At the end of my conversation with Anatoly, he said “I regret that at the present stage, political relations between our countries are at a low level, and we cannot interact now on the ways of best conveying a new type of thinking about the common future on our planet to the young generation.”


[1]Hassard J. Teaching Students to Think Globally. Journal of Humanistic Psychology. 1997;37(1):24-63.

[2] Global Lab was developed by TERC in Concord, MA and was a science program used by schools around the world.

[3] iEARN is a world-wide network comprised of thousands of schools in more than 140 countries. iEARN has been an active project since 1989. It’s website: https://iearn.org/

[4] Narcís Vives (President of Itinerarium Foundation, Founding member of International Education and Resources Network, Honorary president of IEARN, co-founder of Clowns Without Borders, Director of Atlas of Diversity, and former teachers, Barcelona), email interview with the author, September 18, 2021.

[5] Ramon Barlam (Professor of Social Sciences at The INS Cal Gravat, Manresa, Teaching Professional, K-College, Member of LaceNet educational network, and World Mobile City Project), email interview, September 17, 2021.

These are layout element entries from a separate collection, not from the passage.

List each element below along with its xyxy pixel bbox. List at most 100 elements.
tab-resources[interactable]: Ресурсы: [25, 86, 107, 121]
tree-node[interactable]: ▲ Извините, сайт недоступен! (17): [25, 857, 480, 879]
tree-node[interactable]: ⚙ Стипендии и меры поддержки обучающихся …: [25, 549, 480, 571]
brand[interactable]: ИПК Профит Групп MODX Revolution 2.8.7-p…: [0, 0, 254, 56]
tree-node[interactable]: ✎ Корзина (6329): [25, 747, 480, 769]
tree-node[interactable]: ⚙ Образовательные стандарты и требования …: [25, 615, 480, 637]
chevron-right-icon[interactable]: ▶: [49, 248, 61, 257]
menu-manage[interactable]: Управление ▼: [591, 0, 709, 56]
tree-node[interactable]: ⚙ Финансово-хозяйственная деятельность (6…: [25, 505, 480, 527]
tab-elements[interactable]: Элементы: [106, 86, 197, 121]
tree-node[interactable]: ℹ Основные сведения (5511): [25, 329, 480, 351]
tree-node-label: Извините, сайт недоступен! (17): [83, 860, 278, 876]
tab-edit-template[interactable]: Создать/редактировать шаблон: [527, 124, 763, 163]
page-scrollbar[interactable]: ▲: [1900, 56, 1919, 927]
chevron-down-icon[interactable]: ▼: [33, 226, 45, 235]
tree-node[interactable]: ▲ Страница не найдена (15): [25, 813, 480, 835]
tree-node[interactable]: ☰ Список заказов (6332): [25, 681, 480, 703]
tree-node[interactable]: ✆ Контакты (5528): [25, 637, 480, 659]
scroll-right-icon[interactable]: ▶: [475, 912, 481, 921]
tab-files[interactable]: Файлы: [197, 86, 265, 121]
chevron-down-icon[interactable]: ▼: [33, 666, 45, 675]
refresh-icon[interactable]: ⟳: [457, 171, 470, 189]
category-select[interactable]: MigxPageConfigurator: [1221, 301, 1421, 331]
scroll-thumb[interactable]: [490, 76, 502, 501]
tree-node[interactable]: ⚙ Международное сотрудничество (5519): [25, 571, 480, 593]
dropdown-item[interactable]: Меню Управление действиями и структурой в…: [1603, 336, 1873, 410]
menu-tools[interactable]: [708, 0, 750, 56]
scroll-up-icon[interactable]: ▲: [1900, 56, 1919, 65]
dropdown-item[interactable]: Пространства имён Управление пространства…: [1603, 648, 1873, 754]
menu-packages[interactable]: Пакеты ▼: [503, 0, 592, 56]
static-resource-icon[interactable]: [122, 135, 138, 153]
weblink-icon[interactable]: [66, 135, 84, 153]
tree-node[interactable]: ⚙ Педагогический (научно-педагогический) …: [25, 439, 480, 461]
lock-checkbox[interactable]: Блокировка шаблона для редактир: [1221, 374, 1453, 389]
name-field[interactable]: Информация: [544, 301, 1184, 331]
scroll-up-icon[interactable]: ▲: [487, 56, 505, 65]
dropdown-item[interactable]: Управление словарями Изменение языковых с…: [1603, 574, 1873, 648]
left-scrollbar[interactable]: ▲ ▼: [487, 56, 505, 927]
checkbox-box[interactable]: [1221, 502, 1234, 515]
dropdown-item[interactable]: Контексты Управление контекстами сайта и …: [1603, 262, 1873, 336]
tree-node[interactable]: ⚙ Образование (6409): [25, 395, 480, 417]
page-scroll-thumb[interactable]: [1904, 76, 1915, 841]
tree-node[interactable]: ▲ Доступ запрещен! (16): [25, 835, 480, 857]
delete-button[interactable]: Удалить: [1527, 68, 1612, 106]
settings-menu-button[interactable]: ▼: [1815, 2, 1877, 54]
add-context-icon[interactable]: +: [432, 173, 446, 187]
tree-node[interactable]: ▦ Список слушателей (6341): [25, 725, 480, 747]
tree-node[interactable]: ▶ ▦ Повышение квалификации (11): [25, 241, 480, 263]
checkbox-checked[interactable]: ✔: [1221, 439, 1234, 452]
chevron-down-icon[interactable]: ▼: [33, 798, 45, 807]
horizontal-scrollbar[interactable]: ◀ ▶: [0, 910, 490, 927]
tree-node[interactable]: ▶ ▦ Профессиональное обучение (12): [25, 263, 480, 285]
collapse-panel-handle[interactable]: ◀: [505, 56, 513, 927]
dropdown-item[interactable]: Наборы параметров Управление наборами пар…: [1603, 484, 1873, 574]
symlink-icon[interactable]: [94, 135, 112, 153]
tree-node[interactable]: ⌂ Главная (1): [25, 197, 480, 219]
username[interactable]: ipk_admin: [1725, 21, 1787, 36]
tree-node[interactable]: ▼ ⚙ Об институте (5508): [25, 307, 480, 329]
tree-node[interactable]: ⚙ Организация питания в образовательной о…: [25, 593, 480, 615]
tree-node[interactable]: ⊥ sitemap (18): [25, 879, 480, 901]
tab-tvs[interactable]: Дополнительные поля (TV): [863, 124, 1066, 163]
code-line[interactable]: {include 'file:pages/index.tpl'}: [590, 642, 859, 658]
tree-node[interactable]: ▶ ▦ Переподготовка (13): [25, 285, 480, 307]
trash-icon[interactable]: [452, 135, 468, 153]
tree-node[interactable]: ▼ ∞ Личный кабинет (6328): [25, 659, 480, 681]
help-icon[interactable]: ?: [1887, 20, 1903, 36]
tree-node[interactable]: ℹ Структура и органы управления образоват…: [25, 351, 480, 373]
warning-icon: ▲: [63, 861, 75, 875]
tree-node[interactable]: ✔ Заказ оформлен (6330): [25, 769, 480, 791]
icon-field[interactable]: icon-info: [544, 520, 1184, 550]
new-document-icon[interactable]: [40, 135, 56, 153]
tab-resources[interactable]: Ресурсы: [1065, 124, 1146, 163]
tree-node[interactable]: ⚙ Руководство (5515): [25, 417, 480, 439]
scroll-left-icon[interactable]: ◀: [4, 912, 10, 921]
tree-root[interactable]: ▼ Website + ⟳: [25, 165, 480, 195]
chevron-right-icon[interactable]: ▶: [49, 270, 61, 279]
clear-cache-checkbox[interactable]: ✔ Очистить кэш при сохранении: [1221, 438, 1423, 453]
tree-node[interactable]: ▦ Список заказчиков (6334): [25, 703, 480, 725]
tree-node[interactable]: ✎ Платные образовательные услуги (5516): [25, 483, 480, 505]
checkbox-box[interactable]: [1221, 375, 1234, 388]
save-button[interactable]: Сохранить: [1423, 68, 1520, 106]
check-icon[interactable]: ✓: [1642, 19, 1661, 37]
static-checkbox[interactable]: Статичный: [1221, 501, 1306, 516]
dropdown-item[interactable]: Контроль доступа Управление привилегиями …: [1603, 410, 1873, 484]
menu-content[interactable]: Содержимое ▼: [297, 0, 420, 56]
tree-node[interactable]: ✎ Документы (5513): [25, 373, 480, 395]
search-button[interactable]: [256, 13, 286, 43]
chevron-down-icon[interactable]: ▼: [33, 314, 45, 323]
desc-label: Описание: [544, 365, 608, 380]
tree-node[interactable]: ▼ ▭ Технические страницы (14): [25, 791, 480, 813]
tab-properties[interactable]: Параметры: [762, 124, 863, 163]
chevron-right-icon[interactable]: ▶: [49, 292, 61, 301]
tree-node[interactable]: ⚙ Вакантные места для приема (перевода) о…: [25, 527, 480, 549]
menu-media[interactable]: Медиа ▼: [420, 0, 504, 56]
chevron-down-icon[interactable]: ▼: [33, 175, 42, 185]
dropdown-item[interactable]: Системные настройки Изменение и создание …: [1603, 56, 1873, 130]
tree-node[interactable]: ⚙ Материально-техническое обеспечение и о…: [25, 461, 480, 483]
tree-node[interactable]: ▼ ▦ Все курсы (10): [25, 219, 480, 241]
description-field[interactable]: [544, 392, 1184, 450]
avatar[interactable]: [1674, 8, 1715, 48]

[6] Hassard, J. & Weisberg, J. (1999). Environmental Science on the Net: The Global Thinking Project. Good Year Books, Parsippany, NJ.

[7] Sara Crim (retired science teacher, Walker County Schools, Georegia, and artist, Pampa, TX), email interview with the author, September 9, 2021.

[8][8] Anatoly N. Zakhlebny, (Chief researcher of the Federal State Institute for Development of Educational Strategy at the Russian Academy of Education, professor, Doctor of Pedagogical Sciences; the Chairman of the Scientific Council on Environmental Education Problems of the Russian Academy of  Education), email interview with the author, September 29, 2021.

[9] The Rio Summit 1992 was the United Nations Conference on Environment and  Development held in Rio de Janeiro, Brazil.

[10] Hassard, Teaching student to think globally.